The Novel Adaptive Fractional Order Gradient Decent Algorithms Design via Robust Control
This work addresses convergence issues in optimization algorithms for machine learning practitioners, but it is incremental as it builds on existing fractional order gradient descent methods.
The paper tackled the problem of vanilla fractional order gradient descent oscillating or diverging for strongly convex functions by proposing adaptive fractional order gradient descent (AFOGD) and accelerated (AFOAGD) methods, proving R-linear convergence for L-smooth and m-strongly-convex functions and demonstrating effectiveness through numerical simulations.
The vanilla fractional order gradient descent may oscillatively converge to a region around the global minimum instead of converging to the exact minimum point, or even diverge, in the case where the objective function is strongly convex.
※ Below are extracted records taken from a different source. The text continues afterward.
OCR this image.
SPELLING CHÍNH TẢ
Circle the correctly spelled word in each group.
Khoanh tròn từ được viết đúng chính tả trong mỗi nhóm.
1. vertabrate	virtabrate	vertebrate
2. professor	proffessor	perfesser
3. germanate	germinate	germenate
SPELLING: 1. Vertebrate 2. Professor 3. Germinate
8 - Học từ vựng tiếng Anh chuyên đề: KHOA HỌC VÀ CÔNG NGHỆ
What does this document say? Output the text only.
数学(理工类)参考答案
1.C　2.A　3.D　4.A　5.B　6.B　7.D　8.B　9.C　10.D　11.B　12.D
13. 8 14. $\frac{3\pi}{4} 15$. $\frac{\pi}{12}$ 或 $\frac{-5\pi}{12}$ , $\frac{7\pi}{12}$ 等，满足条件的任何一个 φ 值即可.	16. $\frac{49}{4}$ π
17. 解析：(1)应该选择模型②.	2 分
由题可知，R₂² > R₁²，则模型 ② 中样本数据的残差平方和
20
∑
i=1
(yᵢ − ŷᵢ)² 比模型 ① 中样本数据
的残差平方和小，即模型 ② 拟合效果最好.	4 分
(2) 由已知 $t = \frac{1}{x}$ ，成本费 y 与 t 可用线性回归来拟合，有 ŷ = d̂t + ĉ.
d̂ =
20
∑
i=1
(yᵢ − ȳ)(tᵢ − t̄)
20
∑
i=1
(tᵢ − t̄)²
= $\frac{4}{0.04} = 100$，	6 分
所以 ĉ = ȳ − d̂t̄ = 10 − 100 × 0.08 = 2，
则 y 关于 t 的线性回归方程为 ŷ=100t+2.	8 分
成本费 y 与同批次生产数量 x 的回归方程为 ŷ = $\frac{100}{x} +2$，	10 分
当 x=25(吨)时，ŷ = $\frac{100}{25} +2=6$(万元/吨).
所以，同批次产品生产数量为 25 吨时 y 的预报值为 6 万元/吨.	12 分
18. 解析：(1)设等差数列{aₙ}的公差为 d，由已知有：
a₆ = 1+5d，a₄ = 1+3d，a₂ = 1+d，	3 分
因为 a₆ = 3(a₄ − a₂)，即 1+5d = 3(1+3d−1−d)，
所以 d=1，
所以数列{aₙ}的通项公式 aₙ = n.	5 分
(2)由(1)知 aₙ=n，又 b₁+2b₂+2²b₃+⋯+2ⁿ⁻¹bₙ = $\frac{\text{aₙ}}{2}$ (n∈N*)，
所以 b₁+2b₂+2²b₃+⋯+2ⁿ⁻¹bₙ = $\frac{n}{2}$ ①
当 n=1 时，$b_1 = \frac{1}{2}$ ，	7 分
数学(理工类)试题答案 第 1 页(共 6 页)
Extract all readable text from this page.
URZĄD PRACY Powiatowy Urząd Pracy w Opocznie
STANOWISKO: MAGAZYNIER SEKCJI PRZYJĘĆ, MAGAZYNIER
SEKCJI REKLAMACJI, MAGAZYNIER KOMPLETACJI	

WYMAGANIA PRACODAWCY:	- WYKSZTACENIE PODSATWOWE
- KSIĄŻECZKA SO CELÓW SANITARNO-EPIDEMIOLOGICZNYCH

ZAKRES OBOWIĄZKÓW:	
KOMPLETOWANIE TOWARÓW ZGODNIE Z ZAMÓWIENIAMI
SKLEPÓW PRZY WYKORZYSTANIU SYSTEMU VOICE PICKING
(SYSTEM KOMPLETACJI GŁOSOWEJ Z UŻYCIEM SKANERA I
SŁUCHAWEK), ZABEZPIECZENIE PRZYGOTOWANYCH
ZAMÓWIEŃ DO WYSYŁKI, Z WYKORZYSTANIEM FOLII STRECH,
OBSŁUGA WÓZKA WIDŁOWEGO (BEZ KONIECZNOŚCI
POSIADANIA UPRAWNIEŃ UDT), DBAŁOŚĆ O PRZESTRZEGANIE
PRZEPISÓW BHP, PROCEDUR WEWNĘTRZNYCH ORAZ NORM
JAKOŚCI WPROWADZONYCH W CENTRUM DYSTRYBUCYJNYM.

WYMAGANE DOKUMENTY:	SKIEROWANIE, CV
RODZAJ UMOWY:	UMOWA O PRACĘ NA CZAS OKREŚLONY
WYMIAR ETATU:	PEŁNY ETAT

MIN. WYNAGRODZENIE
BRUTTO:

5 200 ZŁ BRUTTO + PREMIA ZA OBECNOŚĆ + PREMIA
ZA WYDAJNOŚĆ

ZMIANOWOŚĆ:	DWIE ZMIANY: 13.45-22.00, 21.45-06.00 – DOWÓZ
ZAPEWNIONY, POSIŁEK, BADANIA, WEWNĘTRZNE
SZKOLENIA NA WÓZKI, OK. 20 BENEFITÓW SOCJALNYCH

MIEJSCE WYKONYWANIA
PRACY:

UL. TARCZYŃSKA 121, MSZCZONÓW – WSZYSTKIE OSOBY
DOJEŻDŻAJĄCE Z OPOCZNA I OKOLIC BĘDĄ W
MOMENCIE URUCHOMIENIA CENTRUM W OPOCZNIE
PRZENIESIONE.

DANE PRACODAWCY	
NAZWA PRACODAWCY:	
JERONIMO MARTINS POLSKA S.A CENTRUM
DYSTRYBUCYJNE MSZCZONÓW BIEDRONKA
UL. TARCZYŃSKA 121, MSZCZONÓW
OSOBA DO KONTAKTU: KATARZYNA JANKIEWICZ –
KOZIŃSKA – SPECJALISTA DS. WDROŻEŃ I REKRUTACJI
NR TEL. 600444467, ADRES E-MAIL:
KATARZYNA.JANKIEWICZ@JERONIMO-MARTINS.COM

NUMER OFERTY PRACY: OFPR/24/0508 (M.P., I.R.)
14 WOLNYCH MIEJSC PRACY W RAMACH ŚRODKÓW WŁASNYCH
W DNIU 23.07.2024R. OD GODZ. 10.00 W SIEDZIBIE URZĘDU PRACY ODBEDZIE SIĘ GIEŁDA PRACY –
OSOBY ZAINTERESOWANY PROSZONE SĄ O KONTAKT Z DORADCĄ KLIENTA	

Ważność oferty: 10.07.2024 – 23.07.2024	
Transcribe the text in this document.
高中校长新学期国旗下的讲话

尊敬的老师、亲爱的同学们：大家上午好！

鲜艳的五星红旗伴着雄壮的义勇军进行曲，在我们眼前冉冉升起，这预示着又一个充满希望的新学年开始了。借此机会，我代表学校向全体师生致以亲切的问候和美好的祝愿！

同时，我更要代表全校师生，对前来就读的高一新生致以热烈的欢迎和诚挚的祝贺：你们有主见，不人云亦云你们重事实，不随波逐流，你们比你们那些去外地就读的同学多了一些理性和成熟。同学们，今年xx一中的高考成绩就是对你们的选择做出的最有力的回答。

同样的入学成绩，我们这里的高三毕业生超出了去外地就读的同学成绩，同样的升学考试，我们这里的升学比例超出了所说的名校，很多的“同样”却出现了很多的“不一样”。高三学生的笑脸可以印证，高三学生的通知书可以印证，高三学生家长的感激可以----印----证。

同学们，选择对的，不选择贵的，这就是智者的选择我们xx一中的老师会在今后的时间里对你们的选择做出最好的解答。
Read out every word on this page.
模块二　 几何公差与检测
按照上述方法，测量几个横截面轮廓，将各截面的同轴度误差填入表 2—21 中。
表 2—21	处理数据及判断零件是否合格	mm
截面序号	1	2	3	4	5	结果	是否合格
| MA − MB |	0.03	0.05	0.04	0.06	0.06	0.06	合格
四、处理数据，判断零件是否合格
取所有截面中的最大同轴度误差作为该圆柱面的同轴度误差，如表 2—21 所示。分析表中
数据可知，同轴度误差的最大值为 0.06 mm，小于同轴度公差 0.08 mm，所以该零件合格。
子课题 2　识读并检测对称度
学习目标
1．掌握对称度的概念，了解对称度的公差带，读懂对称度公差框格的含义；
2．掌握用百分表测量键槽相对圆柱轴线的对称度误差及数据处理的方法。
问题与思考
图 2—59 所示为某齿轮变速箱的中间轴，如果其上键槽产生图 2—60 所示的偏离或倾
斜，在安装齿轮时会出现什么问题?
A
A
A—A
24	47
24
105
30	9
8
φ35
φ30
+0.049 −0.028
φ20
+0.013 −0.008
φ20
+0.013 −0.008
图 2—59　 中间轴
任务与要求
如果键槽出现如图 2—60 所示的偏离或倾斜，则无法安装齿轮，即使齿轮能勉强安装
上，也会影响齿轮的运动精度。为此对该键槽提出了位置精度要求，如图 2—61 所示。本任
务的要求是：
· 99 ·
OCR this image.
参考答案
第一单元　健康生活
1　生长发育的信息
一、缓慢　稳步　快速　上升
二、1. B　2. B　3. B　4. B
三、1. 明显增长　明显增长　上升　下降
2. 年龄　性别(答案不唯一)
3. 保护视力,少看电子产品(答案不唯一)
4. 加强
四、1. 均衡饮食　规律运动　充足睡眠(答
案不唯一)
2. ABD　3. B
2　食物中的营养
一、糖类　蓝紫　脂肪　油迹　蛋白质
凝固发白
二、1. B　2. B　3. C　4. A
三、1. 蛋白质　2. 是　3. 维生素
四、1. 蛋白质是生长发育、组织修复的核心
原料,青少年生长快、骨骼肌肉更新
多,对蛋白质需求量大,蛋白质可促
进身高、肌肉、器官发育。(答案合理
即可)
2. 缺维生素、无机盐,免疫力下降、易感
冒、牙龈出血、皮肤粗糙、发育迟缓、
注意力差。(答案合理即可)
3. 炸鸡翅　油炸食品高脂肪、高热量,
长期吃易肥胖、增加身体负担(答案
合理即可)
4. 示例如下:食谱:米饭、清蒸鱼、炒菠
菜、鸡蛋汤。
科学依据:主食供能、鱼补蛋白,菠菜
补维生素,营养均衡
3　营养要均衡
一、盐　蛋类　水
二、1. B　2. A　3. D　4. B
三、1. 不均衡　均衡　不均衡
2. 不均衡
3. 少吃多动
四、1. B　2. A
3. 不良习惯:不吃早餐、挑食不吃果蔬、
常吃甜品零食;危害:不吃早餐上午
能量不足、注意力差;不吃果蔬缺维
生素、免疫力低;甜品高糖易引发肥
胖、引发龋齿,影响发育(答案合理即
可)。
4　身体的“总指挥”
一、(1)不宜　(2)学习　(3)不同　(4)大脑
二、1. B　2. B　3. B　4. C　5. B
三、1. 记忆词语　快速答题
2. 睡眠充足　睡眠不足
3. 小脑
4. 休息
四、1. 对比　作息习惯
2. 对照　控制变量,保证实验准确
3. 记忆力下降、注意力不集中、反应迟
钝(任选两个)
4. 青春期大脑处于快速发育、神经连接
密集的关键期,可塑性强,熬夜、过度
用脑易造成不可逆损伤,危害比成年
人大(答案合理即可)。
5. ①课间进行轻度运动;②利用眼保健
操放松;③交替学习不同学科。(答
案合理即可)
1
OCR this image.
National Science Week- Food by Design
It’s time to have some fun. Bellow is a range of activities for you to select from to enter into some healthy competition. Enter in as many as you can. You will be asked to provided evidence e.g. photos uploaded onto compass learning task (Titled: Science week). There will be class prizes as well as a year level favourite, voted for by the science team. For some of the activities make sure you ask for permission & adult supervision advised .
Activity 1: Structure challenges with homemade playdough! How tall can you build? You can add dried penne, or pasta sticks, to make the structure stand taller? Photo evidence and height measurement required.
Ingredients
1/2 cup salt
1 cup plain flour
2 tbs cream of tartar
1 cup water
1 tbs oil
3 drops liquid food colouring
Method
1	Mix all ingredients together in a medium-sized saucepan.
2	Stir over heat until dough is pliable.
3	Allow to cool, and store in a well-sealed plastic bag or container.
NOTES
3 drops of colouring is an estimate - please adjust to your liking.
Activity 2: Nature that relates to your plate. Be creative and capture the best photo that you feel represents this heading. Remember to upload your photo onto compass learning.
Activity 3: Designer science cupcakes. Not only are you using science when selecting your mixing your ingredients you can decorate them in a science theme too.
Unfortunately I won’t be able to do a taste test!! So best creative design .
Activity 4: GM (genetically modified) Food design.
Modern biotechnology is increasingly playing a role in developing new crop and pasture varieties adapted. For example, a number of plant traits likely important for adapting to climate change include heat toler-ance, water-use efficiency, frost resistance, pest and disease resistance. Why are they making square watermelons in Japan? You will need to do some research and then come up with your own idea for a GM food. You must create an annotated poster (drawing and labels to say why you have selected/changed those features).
To address this problem, a novel adaptive fractional order gradient descent (AFOGD) method and a novel adaptive fractional order accelerated gradient descent (AFOAGD) method are proposed in this paper. Inspired by the quadratic constraints and Lyapunov stability analysis from robust control theory, we establish a linear matrix inequality to analyse the convergence of our proposed algorithms. We prove that the proposed algorithms can achieve R-linear convergence when the objective function is $\textbf{L-}$smooth and $\textbf{m-}$strongly-convex. Several numerical simulations are demonstrated to verify the effectiveness and superiority of our proposed algorithms.